Alexander the Great, who battled the Persians for 10 years before finally toppling the Persian Empire in 330 B.C.E., “discovered” the fruit ices and returned to Greece with the knowledge. Within three centuries, Emperor Nero was serving fruit juices mixed with honey and snow at his banquets, dispatching the fastest runners to the mountaintops to bring back the snow.
On To Europe
Fruit ice arrived in Europe with the Arab invasions of Sicily in the fifth century. Italian granita was born, flavored with a wide range of fruits including citrus. Coffee ice was also made.
It took until the late 1500’s in Florence, for fruit ice to be adapted to gelato. The original ice cream, gelato was (and is) made with cream and eggs. This combination enables a more intense showcasing of the fruits, nuts and other flavors. (The key differences between gelato and ice cream are less cream/more milk and less air [overrun].)
The invention is credited to Bernardo Buontalenti, a multi-talented genius born Bernardo Delle Girandole (c. 1531 to 1608). Buontalenti, his professional name, means great talent.
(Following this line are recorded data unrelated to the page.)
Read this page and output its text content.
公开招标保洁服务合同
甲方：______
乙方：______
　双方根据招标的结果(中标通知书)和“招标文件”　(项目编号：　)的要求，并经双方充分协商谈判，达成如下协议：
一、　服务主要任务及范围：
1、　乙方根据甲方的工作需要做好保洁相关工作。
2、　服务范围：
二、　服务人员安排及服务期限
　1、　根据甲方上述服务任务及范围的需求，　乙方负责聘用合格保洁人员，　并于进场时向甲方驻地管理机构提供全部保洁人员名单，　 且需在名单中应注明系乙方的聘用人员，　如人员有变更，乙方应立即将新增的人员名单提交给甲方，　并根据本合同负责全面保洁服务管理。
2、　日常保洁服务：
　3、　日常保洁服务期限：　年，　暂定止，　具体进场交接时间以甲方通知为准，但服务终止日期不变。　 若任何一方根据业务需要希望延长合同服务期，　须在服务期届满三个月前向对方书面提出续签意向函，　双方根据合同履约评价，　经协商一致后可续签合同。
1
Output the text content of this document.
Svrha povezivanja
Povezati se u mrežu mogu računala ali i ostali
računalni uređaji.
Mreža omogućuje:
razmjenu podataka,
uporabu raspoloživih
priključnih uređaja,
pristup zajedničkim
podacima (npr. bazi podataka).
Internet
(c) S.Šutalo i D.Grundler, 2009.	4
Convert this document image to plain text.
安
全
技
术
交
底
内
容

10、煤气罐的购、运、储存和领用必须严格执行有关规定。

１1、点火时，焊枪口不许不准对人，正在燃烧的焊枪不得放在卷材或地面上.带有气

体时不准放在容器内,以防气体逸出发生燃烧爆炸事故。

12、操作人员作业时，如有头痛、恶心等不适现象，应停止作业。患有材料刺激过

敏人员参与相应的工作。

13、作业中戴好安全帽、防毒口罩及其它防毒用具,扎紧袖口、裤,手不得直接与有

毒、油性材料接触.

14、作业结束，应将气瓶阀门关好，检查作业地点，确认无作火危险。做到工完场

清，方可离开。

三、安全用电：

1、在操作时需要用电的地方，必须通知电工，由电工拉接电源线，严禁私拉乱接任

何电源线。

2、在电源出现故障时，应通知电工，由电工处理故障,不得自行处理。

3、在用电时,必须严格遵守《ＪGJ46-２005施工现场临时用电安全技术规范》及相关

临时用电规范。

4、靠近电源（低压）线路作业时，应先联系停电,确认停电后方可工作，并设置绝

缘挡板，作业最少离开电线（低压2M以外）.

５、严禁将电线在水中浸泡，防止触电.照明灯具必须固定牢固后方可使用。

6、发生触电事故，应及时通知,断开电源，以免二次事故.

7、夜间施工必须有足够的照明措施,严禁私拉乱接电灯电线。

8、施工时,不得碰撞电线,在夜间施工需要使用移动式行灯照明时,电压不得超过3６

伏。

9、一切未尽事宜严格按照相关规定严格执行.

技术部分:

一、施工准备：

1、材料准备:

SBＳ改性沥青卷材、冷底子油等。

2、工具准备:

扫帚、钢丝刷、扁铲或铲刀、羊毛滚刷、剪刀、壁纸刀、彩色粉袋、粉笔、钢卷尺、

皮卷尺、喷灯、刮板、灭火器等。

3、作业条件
He was an architect, theatrical designer, military engineer and artist.
It is believed that he created gelato for a Medici banquet.
Buontalenti, who spent his life in the employ of the Medici family, was, among other things, the impresario of the fabulous Medici banquets. While no historical record exists that names Buontalenti as the creator, he is a likely candidate.
Gelato spread from Italy to the rest of Europe. This is attributed to another Italian, Catarina de’ Medici, who married the future King Henri II of France. (She was only 14 when she married; no wonder she liked ice cream).